Unlike Insull, many traction operators could not afford to reconstruct their roadbeds, and the quest for speed therefore concentrated on new designs for a fast, light car that could operate smoothly over rough track. In 1929 Dr. Thomas Conway, Jr., led a group of investors who assembled the Cincinnati & Lake Erie Railroad from several failing properties, and immediately ordered twenty radical, high-speed interurban cars in an effort to win back the system’s declining traffic. They made wide use of aluminum and were equipped with the most powerful motors ever installed in cars of comparable size and weight. They were capable of speeds in excess of ninety miles per hour; in the extensive publicity that surrounded their introduction in 1930, one of them was raced against—and ostensibly defeated—an airplane.

The same year Dr. Conway acquired control of another interurban, the Philadelphia & Western, which was also badly in need of new equipment. The Conway management, setting out to construct an even better car than their Cincinnati & Lake Erie lightweight, launched an intensive research program. In a wind tunnel at the University of Michigan, Professor Felix W. Pawlowski determined that a streamlined car body could be constructed which at speeds over sixty miles per hour would save forty per cent or more of the energy required to move conventional equipment. The ten all-aluminum Bullet cars which were the result of this study could make ninety-two miles per hour.

Almost every interurban was built with an eye toward the passenger trade, but most of them found freight traffic a profitable sideline. Steep grades and the sharp curves common in city streets ruled out the use of standard freight cars on many of the lines, and the interurbans designed and built their own cars for hauling light freight. The service was fast, especially by modern standards, and Indiana interurban people boasted that they could deliver shipments anywhere within seventy-five miles of Indianapolis on the same day the goods were ordered. In 1902 interurban lines took in about two million dollars for hauling such commodities as newspapers, mail, milk, and express. By 1922, their freight operations were bringing in forty-five million dollars a year. Interurbans were “piggybacking” truck trailers on flatcars years before the steam railroads enthusiastically adopted the idea. Insull’s North Shore Line was the pioneer, in 1926.

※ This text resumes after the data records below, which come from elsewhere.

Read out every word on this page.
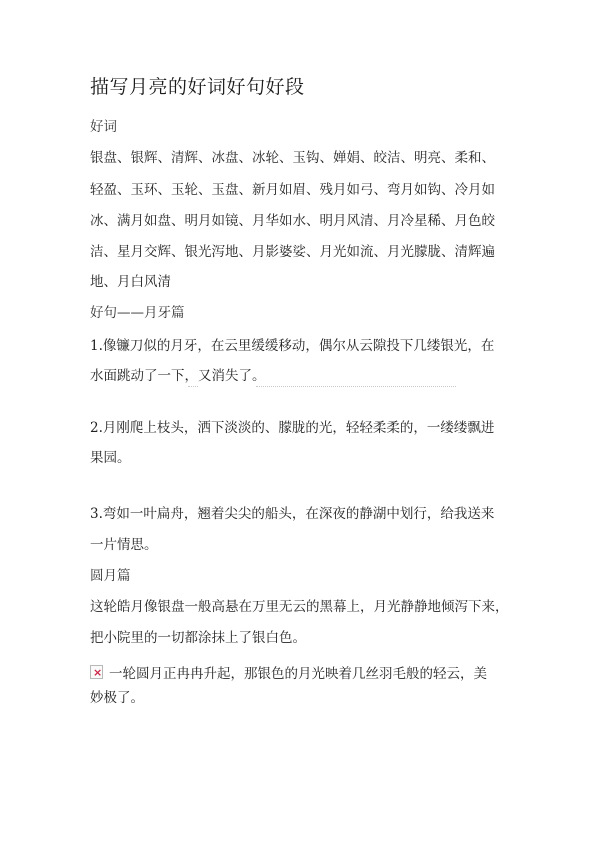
描写月亮的好词好句好段
好词
银盘、银辉、清辉、冰盘、冰轮、玉钩、婵娟、皎洁、明亮、柔和、
轻盈、玉环、玉轮、玉盘、新月如眉、残月如弓、弯月如钩、冷月如
冰、满月如盘、明月如镜、月华如水、明月风清、月冷星稀、月色皎
洁、星月交辉、银光泻地、月影婆娑、月光如流、月光朦胧、清辉遍
地、月白风清
好句——月牙篇
1.像镰刀似的月牙，在云里缓缓移动，偶尔从云隙投下几缕银光，在
水面跳动了一下，又消失了。
2.月刚爬上枝头，洒下淡淡的、朦胧的光，轻轻柔柔的，一缕缕飘进
果园。
3.弯如一叶扁舟，翘着尖尖的船头，在深夜的静湖中划行，给我送来
一片情思。
圆月篇
这轮皓月像银盘一般高悬在万里无云的黑幕上，月光静静地倾泻下来，
把小院里的一切都涂抹上了银白色。
×一轮圆月正冉冉升起，那银色的月光映着几丝羽毛般的轻云，美
妙极了。
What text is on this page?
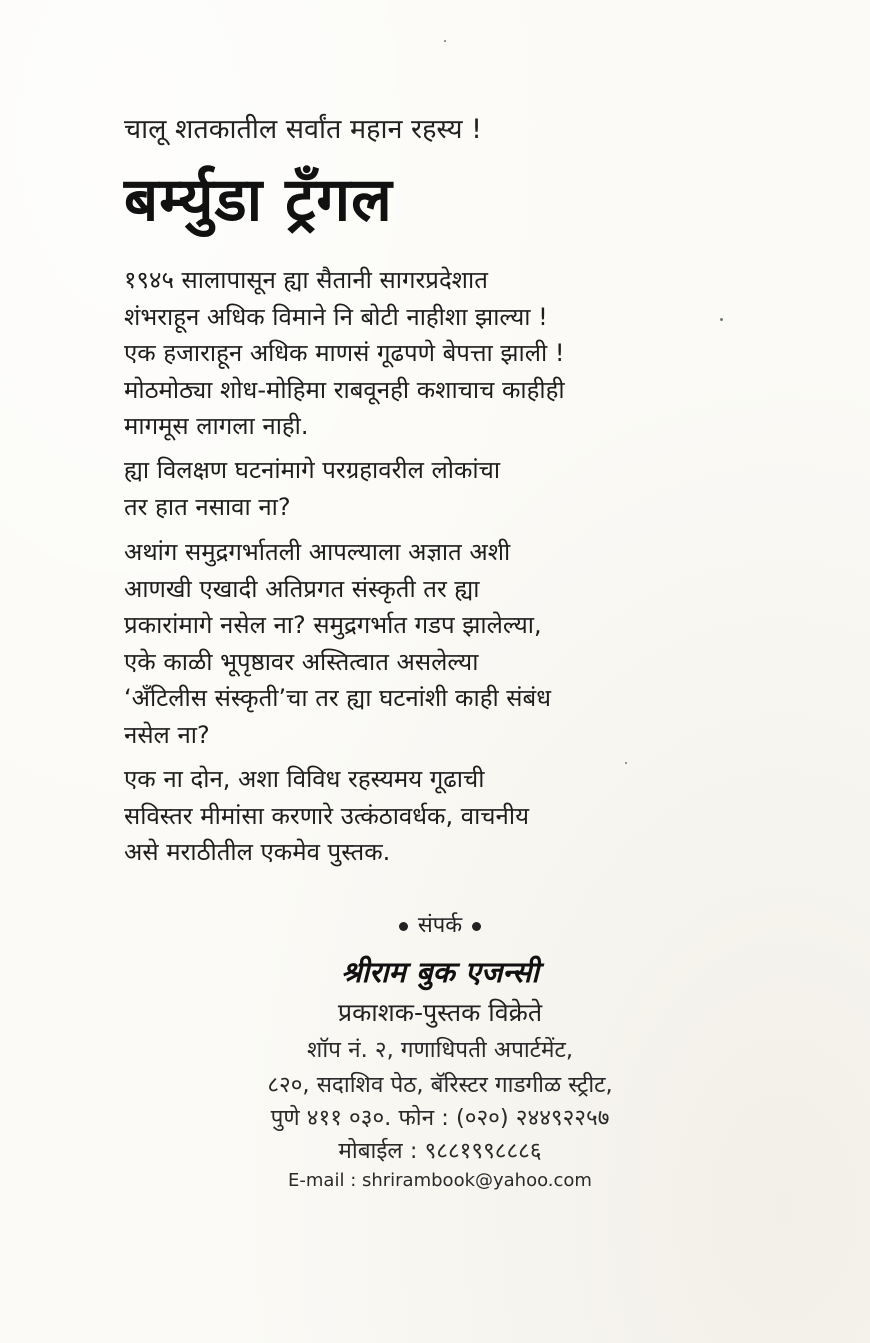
चालू शतकातील सर्वांत महान रहस्य !
बर्म्युडा ट्रँगल
१९४५ सालापासून ह्या सैतानी सागरप्रदेशात
शंभराहून अधिक विमाने नि बोटी नाहीशा झाल्या !
एक हजाराहून अधिक माणसं गूढपणे बेपत्ता झाली !
मोठमोठ्या शोध-मोहिमा राबवूनही कशाचाच काहीही
मागमूस लागला नाही.
ह्या विलक्षण घटनांमागे परग्रहावरील लोकांचा
तर हात नसावा ना?
अथांग समुद्रगर्भातली आपल्याला अज्ञात अशी
आणखी एखादी अतिप्रगत संस्कृती तर ह्या
प्रकारांमागे नसेल ना? समुद्रगर्भात गडप झालेल्या,
एके काळी भूपृष्ठावर अस्तित्वात असलेल्या
‘अँटिलीस संस्कृती’चा तर ह्या घटनांशी काही संबंध
नसेल ना?
एक ना दोन, अशा विविध रहस्यमय गूढाची
सविस्तर मीमांसा करणारे उत्कंठावर्धक, वाचनीय
असे मराठीतील एकमेव पुस्तक.
संपर्क
श्रीराम बुक एजन्सी
प्रकाशक-पुस्तक विक्रेते
शॉप नं. २, गणाधिपती अपार्टमेंट,
८२०, सदाशिव पेठ, बॅरिस्टर गाडगीळ स्ट्रीट,
पुणे ४११ ०३०. फोन : (०२०) २४४९२२५७
मोबाईल : ९८८१९९८८८६
E-mail : shrirambook@yahoo.com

No one realized it at the time, of course, but the interurban was doomed almost from the beginning. The villain was the automobile, which had already been invented before the interurban’s heyday. Few traction men took it seriously at first; and a few interurbans even found a source of extra revenue in the automobile. In 1905 the general superintendent of the Lake Shore Electric Railway, noting the frequency with which farmers were hauling in disabled cars from the highway that paralleled the railway all the way from Cleveland to Toledo, established an “automobile ambulance” service. It employed a specially equipped flatcar drawn by a freight locomotive. The service, which cost fifteen dollars and up, was said to be “much less embarrassing than having to resort to the horse to get back to town.” For a few years around the end of the twenties the Pacific Northwest Traction Company did a lively business hauling trucks, buses, and automobiles around gaps in the uncompleted Pacific Highway north of Seattle.

But gradually the auto began to win out. A few of the weaker interurbans failed soon after World War I, and by the end of the twenties the whole traction network was beginning to crumble as hard-surfaced highways and mass-produced cars spread across the land. Bold, depression-induced interurban consolidations such as the Indiana Railroad System and Ohio’s Cincinnati & Lake Erie served only to delay the inevitable; both were gone by World War II. A few lines survived into the war years and enjoyed a brief revival of the bonanza traffic they had once known. Henry Huntington’s vast Pacific Electric network, for example, which went into the war virtually intact, handled more passengers in 1945 (109 million of them) than at any other time in its history. But by 1961 the last of its many passenger routes had switched to buses.

The earliest interurban of all, the Portland-Oregon City line, came close to being the last; it survived until early in 1958, having served the Willamette Valley for sixty-five years. Samuel Insull’s Chicago lines had become commuter carriers of major importance, but once the wartime traffic had ceased and new roads and freeways made commuting by private automobile as fast as taking the interurbans, the Chicago, Aurora & Elgin and the North Shore line folded up. Of the three Insull interurbans, only the South Shore line continues in operation. The line loses over $500,ooo a year on its passenger business, but freight-hauling is so profitable that it offsets the loss. Now major railroads are making efforts to buy control of the South Shore, and once this is accomplished, there will almost certainly be attempts to cut down, and then eliminate, passenger service; the road will probably end up as a dieselized branch of a larger railroad line.